Monday, April 27, 2015

The homework monster

This week for the #flipclass chat we were asked to blog about homework and how homework has changed over time.  Being a high school science teacher I did what I was taught and trained to do, which was "go home and do these problems and read the book and come back with the problems done."  I did this method, and did lectures in class, for the first 12 years of my career.
     I started to notice more and more students becoming more and more bored in my class, no matter what I did.  So, I decided it's not them it's me that needs to be changed and I started flipping my classroom.  I know from professional development I teach, that we need to make homework meaningful and not just busywork that cannot be done in class.  So, I started by having my regular physics students read a section at home and participate in a chat room on our districts moodle site.  The "lecture" session of class would simply be answering the questions the students had.  This morphed into the students asking if they could answer each others questions.  I loved this idea because it fostered the communications between the students that I wanted.  Then I attended an ISTE presentation about the video idea and I loved it!  I initially gave the students a note packet to fill out with four basic questions:  1.  Write a 3 sentence summary about what you watched  2.  What were the main terms of the presentation and the definitions?  3.  What were the mathematical formulas in the section?  4.  What questions do you have from watching the video?
     What I learned from this was the students are really bad at asking questions because they don't like to think about what they don't know, and these notes were too vague.  So, I tweaked the video sheet to be more topic specific.  As I analyzed this I realized this was mainly a note sheet, so I gave the students Cornell notes packets and encouraged them to use them.
     This system worked well, but what I really wanted was a quick assessment of the students to see what the students picked up from the videos, so I started using forms like this:
I have learned things from this:
1.  Students who did not work hard on traditional homework do not work hard on this.  They, like me when I was a student, will fly through an assessment if given the opportunity.
2.  I need to keep asking questions that pertain to the students and catch them.
3.  I need to teach the students how to ask questions for discussions.  My upper level physics students are good at this, but my conceptual physics students not so much.
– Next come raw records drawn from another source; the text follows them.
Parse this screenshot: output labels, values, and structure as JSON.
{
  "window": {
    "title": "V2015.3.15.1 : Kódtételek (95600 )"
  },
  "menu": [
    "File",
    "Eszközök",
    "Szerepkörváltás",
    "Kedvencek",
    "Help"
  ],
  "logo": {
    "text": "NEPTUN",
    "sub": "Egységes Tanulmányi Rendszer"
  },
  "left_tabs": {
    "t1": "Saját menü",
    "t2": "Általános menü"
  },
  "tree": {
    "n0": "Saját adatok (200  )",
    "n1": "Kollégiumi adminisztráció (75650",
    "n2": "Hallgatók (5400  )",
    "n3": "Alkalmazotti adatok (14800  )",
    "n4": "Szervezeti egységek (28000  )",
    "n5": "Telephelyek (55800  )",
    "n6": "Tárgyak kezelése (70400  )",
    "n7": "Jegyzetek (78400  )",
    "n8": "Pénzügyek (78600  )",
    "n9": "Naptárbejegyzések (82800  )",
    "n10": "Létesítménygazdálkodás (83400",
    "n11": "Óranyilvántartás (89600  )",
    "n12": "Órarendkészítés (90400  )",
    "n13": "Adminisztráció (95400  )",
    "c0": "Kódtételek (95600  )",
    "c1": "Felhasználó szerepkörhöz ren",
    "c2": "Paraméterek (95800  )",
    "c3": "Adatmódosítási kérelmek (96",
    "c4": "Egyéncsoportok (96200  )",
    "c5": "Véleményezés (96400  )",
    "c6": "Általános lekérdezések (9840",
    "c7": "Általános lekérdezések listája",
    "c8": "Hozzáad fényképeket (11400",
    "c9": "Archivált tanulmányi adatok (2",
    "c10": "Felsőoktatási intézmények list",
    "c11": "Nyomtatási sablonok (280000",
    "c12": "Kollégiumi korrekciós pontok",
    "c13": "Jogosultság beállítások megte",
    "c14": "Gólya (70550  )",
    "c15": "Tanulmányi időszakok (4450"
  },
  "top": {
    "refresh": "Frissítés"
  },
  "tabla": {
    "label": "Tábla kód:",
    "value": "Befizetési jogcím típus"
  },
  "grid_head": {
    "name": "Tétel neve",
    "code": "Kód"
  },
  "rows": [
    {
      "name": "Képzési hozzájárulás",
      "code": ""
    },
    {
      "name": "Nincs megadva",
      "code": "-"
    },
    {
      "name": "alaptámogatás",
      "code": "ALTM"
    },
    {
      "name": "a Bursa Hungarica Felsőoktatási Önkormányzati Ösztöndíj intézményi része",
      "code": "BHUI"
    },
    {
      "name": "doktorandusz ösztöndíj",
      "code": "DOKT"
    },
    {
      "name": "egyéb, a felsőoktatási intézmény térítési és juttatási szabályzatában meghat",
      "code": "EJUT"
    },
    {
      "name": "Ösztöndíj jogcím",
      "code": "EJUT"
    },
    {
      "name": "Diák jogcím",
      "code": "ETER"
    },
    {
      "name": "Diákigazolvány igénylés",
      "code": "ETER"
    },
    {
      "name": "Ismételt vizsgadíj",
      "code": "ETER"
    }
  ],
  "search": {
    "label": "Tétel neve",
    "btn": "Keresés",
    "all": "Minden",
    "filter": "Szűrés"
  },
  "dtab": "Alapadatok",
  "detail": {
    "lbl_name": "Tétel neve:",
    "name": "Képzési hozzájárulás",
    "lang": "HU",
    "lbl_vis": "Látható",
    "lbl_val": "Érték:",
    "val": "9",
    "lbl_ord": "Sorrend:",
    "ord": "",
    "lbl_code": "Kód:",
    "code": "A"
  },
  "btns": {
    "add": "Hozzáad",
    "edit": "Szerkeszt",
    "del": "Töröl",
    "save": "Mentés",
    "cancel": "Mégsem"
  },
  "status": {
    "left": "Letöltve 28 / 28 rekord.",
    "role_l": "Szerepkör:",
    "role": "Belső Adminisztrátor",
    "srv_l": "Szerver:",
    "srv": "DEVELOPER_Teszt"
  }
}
     Now my students do the traditional homework in class.  I like it because now I can see what problems the students have and we talk about that.  I like the flipped model so much more because I get to work with the students and what they are working on at home and the students can work on advanced work at home, other than when they are spending the 20-25 minutes to fill out the video assessment.
     So, I went from a traditional homework method to the flipped model, and I really like it.  My students seem to like it.  The grades have improved from when I did this before, although I don't know if it is simply the kids.  The students now know that I know what they are constantly doing and are more open to ask questions.
    I would love to hear others thoughts, comments, questions on this topic.